Eis algumas palavras genuinamente pedagógicas, combatendo os militantismos da moda que favorecem a noção pueril segundo a qual a sua “causa” nasceu do nada, sem memória histórica nem herança ideológica. Para nos ficarmos por um dos exemplos mais grosseiros, favorecido por muitos discursos mediáticos (incluindo alguma crítica de cinema dos EUA), observe-se como a presença de actores de pele negra na galeria de super-heróis da Marvel tem contribuído para obliterar o próprio conhecimento da riquíssima e complexa presença dos afro-americanos no património de Hollywood.
Neste caso, entenda-se, não estamos perante qualquer generalização sobre o “sexo na China”. Seria, aliás, banal demagogia tentar abarcar a pluralidade interna de tão fascinante país a partir de um programa de filmes que dura pouco mais de uma hora.

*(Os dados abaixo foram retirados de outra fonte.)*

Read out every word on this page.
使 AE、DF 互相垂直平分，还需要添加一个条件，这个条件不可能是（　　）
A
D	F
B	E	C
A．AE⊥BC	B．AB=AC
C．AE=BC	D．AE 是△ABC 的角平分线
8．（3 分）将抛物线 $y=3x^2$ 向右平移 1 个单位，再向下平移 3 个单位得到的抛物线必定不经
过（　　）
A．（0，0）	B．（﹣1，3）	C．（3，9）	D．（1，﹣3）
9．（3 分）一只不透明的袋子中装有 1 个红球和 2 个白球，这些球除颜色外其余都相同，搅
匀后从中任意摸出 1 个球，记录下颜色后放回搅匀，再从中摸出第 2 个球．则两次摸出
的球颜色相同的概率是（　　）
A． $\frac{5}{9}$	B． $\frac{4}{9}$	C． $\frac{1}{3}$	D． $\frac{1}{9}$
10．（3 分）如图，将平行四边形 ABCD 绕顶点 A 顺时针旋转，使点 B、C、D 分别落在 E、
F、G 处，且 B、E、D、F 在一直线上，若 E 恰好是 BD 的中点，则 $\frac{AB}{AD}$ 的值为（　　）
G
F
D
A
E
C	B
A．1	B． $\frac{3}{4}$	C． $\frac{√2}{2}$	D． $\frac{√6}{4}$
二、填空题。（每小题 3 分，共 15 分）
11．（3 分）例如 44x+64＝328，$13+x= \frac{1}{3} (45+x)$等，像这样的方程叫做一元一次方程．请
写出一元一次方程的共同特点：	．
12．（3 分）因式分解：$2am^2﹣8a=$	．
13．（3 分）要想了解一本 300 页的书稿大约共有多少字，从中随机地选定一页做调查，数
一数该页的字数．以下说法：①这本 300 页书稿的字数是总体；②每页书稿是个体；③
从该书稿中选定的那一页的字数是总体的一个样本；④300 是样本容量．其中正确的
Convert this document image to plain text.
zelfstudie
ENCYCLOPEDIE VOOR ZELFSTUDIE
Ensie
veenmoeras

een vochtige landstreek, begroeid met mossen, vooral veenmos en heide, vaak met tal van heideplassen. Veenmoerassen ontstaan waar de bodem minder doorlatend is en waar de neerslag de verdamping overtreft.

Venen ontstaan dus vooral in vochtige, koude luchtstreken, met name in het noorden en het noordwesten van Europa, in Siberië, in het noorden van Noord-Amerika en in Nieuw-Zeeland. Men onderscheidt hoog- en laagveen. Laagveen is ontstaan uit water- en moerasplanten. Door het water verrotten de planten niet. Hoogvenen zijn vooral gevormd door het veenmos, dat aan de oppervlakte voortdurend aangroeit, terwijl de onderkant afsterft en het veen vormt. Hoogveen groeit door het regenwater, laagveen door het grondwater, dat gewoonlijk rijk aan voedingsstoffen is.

A virtude primeira destas curtas decorre, justamente, da sua focagem em histórias irredutíveis, avessas a qualquer “simbolismo” mais ou menos abstracto.
Apenas o referido filme sobre um caso de abuso sexual, Ruins, de He Yi, me parece falhar completamente o objectivo: a sua construção faz-se a partir de uma memória de tal modo vaga e elusiva que vai perdendo pertinência narrativa e dramática. Dos outros, We Outlaws, de Kaixuan Huang, será o mais elaborado, explorando um sugestivo registo melodramático para encenar as vivências de um jovem operário de uma fábrica de têxteis que, durante a noite, assume uma identidade feminina objectivamente proibida por lei; a acção situa-se no início da década de 90, evocando um contexto em que, de acordo com os termos da legislação que vigorou entre 1979 e 1997, a “indecência” sexual era tratada como um crime.
Um dos filmes disponíveis segue uma lógica linear de documentário. O seu título, Tang Long, identifica a figura central, um homem que vive com o companheiro nos subúrbios de Xangai. A realização de Jiangtiang Zong dá a ver a casa do casal e vários momentos do seu dia a dia, num realismo pragmático, sem sublinhados retóricos, que desemboca nas palavras transparentes, por vezes desencantadas, de Tang Long: a sua descrição das atribulações de um casal de pessoas do mesmo sexo não exclui o reconhecimento cândido da fragilidade imensa de qualquer história de amor.
São histórias de amor, de facto. I Love You Mama, de Maya Peters (uma irlandesa a residir na China), fica como exemplo modelar dessa intensidade do impulso amoroso que não se esgota em nenhum discurso militante, mesmo quando através dele se pode exprimir. Dir-se-ia um singelo videoclip (também com 5 minutos de duração) em que uma adolescente escreve uma carta à mãe, dando conta de um simples facto: a sua orientação sexual, porventura surpreendente ou chocante para alguns outros, não altera a invencível demanda do amor materno. Como os olhos que nos falam, fazendo-nos sentir que pertencem a um corpo que não abdica de viver.